A Volitile Situation

By the spring of 1282, various factors created a highly volatile situation in the western Mediterranean. A conflict might have been avoided had there been a powerful arbitrator in the western Mediterranean to interject itself between the parties. But by the late thirteenth century, no such entity existed and the resulting political vacuum virtually assured a war. Had France or the papacy been neutral, the conflict might have been averted, but the near pathological paranoia of the papacy toward the Hohenstaufen family had resulted in the insertion of one of the most powerful and ambitious men of the time into the region at the expense of papal spiritual and political authority. France was allied with Charles of Anjou and the papacy was highly sympathetic to the Angevins, if not directly controlled by Charles.
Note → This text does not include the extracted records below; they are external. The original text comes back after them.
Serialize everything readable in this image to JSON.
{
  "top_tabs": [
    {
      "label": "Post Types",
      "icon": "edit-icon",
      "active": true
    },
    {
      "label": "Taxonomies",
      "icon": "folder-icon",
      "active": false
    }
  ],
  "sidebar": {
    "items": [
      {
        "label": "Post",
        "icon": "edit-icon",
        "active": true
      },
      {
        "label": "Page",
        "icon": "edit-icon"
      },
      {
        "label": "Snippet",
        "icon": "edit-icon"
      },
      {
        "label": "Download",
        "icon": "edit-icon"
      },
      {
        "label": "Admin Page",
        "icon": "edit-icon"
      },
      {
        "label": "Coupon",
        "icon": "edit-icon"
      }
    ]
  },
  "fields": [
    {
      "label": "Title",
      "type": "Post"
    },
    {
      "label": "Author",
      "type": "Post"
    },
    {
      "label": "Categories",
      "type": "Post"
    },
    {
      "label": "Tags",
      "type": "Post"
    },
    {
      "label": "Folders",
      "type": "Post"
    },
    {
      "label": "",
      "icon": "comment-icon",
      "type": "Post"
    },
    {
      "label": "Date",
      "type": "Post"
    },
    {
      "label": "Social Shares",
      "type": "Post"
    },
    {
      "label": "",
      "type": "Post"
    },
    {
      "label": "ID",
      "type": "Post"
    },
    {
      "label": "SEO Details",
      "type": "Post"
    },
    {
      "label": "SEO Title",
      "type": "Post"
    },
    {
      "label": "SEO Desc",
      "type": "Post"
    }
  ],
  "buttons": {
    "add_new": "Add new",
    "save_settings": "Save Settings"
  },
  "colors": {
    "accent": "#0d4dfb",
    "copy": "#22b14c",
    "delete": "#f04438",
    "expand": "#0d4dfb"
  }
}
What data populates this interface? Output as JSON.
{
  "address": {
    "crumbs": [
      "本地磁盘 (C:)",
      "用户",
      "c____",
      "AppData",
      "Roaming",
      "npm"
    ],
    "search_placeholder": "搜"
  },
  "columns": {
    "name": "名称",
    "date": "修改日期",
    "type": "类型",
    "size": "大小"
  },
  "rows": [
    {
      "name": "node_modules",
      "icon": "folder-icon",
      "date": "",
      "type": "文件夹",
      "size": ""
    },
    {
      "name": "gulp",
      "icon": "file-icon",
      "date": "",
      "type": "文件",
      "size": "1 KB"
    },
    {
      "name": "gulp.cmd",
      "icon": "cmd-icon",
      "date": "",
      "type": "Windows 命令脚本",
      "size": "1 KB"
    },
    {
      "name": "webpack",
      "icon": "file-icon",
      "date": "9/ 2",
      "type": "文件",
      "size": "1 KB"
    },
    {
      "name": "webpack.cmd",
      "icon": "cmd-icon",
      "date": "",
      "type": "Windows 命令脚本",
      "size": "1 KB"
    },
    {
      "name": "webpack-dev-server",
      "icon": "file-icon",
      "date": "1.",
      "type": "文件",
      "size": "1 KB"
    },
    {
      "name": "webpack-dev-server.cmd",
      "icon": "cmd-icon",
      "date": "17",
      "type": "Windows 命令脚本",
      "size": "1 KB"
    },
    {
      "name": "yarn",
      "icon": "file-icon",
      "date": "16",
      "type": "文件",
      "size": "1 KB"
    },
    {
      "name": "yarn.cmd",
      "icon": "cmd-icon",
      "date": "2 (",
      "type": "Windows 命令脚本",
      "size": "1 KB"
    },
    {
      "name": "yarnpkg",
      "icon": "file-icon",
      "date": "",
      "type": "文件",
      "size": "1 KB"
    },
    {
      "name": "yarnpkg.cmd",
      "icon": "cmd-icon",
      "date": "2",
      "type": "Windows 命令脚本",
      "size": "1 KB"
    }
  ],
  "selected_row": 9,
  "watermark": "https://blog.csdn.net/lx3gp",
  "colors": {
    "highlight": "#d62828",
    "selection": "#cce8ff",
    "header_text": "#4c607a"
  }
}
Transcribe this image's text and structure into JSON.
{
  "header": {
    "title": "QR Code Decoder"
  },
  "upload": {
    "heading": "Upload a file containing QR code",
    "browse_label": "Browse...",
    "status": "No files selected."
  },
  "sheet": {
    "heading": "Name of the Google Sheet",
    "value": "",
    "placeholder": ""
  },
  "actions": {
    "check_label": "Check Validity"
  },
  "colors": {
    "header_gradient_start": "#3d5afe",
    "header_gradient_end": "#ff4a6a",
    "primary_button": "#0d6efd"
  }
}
Charles of Anjou controlled what some have called an empire, but his heavy-handed management of the realm and the public unrest it generated, particularly in Sicily, undermined his authority. At the same time, an Iberian kingdom with dynastic and commercial designs on the very territories that the Angevins were struggling to control was expanding rapidly. The dynastic uncertainty in regards to Sicily following the death of Frederick II provided the final ingredient to an unstable mixture. These factors and the lack of any other powerful arbiter in the region, created an unstable concoction that needed only a spark to touch it off. On March 29, 1282, an Angevin soldier in Palermo struck that spark and ignited a vicious war that would rage for twenty years.